Ay kakyri tama / Ynua tama verano y tana rytama [Eu moro na cidade / Esta cidade também é nossa aldeia]”. Pelos versos em tupi-kambeba, a poetisa e geógrafa Márcia Wayna Kambeba reivindica o que mais de 315 mil indígenas precisam afirmar todos os dias: estar na cidade não exclui sua identidade. Contra as investidas do senso comum que ainda tentam restringi-los ao isolamento na floresta e à nudez, os indígenas urbanos produzem arte, promovem ações educativas e disputam cargos eletivos. Suas vivências carregam 520 anos de estratégias de resistência, pelas quais afirmam: “Ruaia manuta tana cultura imimiua [Não apagamos nossa cultura ancestral]”.

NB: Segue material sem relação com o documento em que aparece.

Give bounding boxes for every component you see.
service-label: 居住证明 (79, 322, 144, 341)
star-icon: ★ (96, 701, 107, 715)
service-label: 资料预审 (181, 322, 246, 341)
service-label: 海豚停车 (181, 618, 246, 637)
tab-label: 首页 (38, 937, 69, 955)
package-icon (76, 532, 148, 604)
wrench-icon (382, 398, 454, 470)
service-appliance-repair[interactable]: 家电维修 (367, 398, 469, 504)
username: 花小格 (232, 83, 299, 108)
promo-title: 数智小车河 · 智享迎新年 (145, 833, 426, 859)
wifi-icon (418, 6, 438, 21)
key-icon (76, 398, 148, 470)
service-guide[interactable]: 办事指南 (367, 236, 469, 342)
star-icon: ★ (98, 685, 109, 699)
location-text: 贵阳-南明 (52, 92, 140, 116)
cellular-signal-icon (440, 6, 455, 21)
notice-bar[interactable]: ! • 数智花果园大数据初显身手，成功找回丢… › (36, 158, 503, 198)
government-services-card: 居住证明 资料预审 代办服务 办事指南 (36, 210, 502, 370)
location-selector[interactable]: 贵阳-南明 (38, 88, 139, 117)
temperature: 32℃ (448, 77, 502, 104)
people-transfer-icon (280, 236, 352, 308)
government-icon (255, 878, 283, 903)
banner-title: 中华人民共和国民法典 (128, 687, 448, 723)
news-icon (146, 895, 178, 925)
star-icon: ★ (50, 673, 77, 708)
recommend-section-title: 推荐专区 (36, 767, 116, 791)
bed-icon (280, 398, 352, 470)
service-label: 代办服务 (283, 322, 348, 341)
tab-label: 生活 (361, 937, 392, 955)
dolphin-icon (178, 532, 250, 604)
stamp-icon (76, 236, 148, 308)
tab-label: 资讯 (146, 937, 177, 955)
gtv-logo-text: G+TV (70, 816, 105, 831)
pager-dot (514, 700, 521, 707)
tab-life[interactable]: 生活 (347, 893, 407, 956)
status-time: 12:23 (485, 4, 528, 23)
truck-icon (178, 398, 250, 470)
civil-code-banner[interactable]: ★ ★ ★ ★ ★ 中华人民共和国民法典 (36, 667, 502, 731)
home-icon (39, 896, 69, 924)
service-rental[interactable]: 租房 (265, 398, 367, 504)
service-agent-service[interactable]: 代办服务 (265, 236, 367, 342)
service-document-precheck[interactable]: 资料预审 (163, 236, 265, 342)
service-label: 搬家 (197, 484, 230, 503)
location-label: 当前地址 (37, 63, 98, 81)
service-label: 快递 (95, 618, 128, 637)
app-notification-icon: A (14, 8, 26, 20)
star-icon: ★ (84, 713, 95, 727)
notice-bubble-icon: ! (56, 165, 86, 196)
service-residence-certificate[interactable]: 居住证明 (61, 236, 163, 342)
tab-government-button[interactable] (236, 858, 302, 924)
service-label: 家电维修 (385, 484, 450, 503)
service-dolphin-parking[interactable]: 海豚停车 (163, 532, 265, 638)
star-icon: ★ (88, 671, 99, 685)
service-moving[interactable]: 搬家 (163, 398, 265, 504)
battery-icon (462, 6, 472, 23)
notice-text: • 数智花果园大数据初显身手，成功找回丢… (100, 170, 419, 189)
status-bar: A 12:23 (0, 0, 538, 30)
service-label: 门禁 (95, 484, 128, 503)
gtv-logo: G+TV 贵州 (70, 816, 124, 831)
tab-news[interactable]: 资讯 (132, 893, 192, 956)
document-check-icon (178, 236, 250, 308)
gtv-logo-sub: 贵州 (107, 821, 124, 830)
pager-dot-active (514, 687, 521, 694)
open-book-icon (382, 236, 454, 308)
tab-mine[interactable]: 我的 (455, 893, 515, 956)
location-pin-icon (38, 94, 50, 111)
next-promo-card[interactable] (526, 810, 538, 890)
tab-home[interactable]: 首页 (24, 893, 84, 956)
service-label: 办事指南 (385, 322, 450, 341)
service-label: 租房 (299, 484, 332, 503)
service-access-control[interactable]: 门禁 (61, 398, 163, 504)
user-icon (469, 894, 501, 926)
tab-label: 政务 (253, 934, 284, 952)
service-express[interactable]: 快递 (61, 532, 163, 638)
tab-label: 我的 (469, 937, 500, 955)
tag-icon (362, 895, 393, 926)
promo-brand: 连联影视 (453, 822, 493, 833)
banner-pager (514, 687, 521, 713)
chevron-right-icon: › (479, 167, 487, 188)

Walter Kamaruara já perdeu as contas de quantas vezes ouviu a frase “Ah, mas você nem é tão índio assim” ao longo dos cinco anos em que tem vivido em Santarém, no Pará. A saída da aldeia onde nasceu foi precoce, já que em Pedra Branca, território pertencente à Reserva Extrativista Tapajós-Arapiuns, não existem escolas de ensino médio. Quando cursava a graduação em História, Walter reparou o quanto o racismo – seja institucional ou cotidiano – afetava a ele e a outros jovens universitários.
“Minha impressão é que eu aprendia mais com os meus mais velhos do que naquela sala de aula, onde estudava sobre a história da Europa e via que muita coisa sobre o meu povo era contada de uma forma distorcida. Esse olhar da sociedade sobre a gente vai sendo absorvido, daí tem indígena que não quer se autodeclarar. Alguns colegas da faculdade diziam que não voltariam mais para casa depois que se formassem. Há um apelo muito forte para abandonar nossas raízes”, lembra.
“Minha impressão é que eu aprendia mais com os meus mais velhos do que naquela sala de aula, onde estudava sobre a história da Europa e via que muita coisa sobre o meu povo era contada de uma forma distorcida”
Walter Kamaruara
Se por um lado a cidade pressiona os jovens indígenas a abandonarem suas tradições e ancestralidade, Walter investe na afirmação desses valores a partir do Coletivo Jovem Tapajônico. Fundado em 2018, o grupo incentiva o engajamento social e a conscientização política com atividades nas comunidades ribeirinhas e nas escolas. Com paródias e videoclipes, os jovens abordam temas como desmatamento, agrotóxicos e, no contexto da pandemia do novo coronavírus, os cuidados para prevenção à covid-19.
“Os jovens sempre estiveram conectados em cuidar do território. Com 13 anos, a gente já alfabetizava as crianças mais novas, porque faltava professor. Até conseguimos uma biblioteca! Mas não havia uma consciência política de como a falta de representação está conectada com os problemas que a gente enfrenta. Eles viam os troncos de árvore sendo levados e não compreendiam que a ação das madeireiras representa uma ameaça para a aldeia e que, por isso, a questão da demarcação de terras é tão importante. Assistiam aos comerciais sobre o agro ser pop, mas estão descobrindo que na prática o agro é morte”, exemplifica o educomunicador, que atua junto a mais seis jovens indígenas da Floresta Nacional de Tapajós, do Projeto de Assentamento Agroextrativista (PAE) Lago Grande e dos Quilombolas de Oriximiná.